Test components and sample questions

The ITACE for Lecturers consists of a computer test, a writing test and an oral test.




The computer test (max. 1.5 h) consists of the following components:

  • Grammar and vocabulary
    • Multiple choice
    • Fill in the blanks (one or more words as required)
  • Listening
    • Comprehension questions with multiple choice
    • Fill in the blanks (transcription)
  • Reading
    • Comprehension questions with multiple choice
    • Text rearrangement questions

All test items are randomly selected from a database and are based on academic texts accessible to participants from a variety of disciplines.
Participants are not allowed to use dictionaries, online sources, or any other aids during the computer test.


In order to familiarize yourself with the different types of questions, you can click here to access a sample computer test.  

Note: The sample test is merely meant as an example of the question types used in the ITACE for Lecturers computer test. As it only contains one example of each question type, this sample test is not intended as a practice test, which means it is not representative of your performance on the complete ITACE computer test.




The writing test (1 hour) involves writing a short academic text. The assignment allows participants to contextualize the topic in their own field of research or teaching experience.

The text is to be written in MS Word and participants are allowed to use all MS Word functions, including the spellchecker. However, other aids (dictionaries, internet, etc.) are not allowed.

Assessment of the text is based on the following evaluation criteria:

  • Vocabulary (control and range)
  • Grammar (accuracy and range)
  • Spelling and punctuation
  • Coherence and flow


Sample writing task

You wish to obtain funds to do research abroad for one year. Write a 300-word text to the funding body explaining where you plan to go, what your research plans would be, and which researchers or institutes you would like to collaborate with. Illustrate the added value your visit will have for your research.




The oral test (30 mins) is a face-to-face test which consists of two different assignments.

  • Presentation task:
    Participants prepare a short presentation within a teaching context. They can draw inspiration from their own lectures or research.
  • Argumentation task:
    Participants are asked to discuss their views on a general or academic issue to be chosen from two available topics.

Participants are given 15 minutes to prepare for the oral test. They are not allowed to use dictionaries, websites or any other aids, but they do receive pen and paper to make notes that can be used during the presentation.
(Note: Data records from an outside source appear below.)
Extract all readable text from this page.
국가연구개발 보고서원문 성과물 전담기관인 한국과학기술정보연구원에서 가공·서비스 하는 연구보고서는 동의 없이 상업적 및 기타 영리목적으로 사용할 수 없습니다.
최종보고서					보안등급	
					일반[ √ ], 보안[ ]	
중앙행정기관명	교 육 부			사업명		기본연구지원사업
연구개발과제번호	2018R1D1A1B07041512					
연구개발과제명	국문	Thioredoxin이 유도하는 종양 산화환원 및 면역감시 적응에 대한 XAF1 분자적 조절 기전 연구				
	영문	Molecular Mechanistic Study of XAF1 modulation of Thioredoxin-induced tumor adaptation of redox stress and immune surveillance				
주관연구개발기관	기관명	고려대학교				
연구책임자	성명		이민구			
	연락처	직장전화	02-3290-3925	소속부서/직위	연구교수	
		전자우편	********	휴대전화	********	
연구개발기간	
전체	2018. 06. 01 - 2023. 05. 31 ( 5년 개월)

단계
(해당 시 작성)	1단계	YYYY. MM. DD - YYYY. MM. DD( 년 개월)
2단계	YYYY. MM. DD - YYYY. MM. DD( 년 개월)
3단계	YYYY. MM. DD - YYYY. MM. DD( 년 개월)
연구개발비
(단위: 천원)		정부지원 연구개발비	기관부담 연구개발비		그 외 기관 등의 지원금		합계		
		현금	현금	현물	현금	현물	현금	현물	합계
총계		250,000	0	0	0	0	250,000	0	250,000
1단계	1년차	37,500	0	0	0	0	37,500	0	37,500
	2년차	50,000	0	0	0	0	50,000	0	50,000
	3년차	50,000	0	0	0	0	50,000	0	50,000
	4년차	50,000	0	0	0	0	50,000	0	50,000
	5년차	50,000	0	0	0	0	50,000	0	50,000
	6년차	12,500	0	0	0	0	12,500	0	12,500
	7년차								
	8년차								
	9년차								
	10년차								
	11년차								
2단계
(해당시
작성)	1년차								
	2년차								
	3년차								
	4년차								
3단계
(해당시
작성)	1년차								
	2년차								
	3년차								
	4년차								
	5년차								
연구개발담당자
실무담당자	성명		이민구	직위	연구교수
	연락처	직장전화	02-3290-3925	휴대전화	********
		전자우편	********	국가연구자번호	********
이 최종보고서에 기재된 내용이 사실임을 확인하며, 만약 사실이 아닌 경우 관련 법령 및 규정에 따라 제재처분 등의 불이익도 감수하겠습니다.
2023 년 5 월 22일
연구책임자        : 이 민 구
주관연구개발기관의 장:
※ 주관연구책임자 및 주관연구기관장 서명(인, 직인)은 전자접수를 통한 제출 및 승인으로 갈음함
The test itself takes approximately 15 minutes and is recorded to allow assessment by an additional rater if necessary.

Assessment of the oral test is based on the following evaluation criteria:

  • Vocabulary (control and range)
  • Grammar (accuracy and range)
  • Fluency
  • Pronunciation and intonation
  • Coherence and flow


Sample presentation task

Give a short presentation (5 mins) on the following topic.
Pretend you are teaching an introductory lecture. Explain and illustrate a concept that will play an important role in the course.


Sample argumentation task

1. Restricting access to university (or certain university courses)
More than half of first year students at Flemish universities will not proceed successfully to the second year. Only medicine and dentistry do better. Medicine, for instance, has a pass rate of about 87%. These are currently the only two degree programmes for which students have to take an entrance exam. Should Belgian universities follow international examples and limit university access based on selective admission requirements such as entrance exams or secondary school performance?

2. GM food
Genetically modified food is developed because of some perceived advantage either to producers or consumers, e.g. lower prices, longer shelf life or higher nutritional value. However, critics argue that the process of combining genes from different species goes against the natural selection process that occurs in traditional cultivation. As a result, no accurate predictions can be made about the long-term effects of GM food. Should GM food be banned?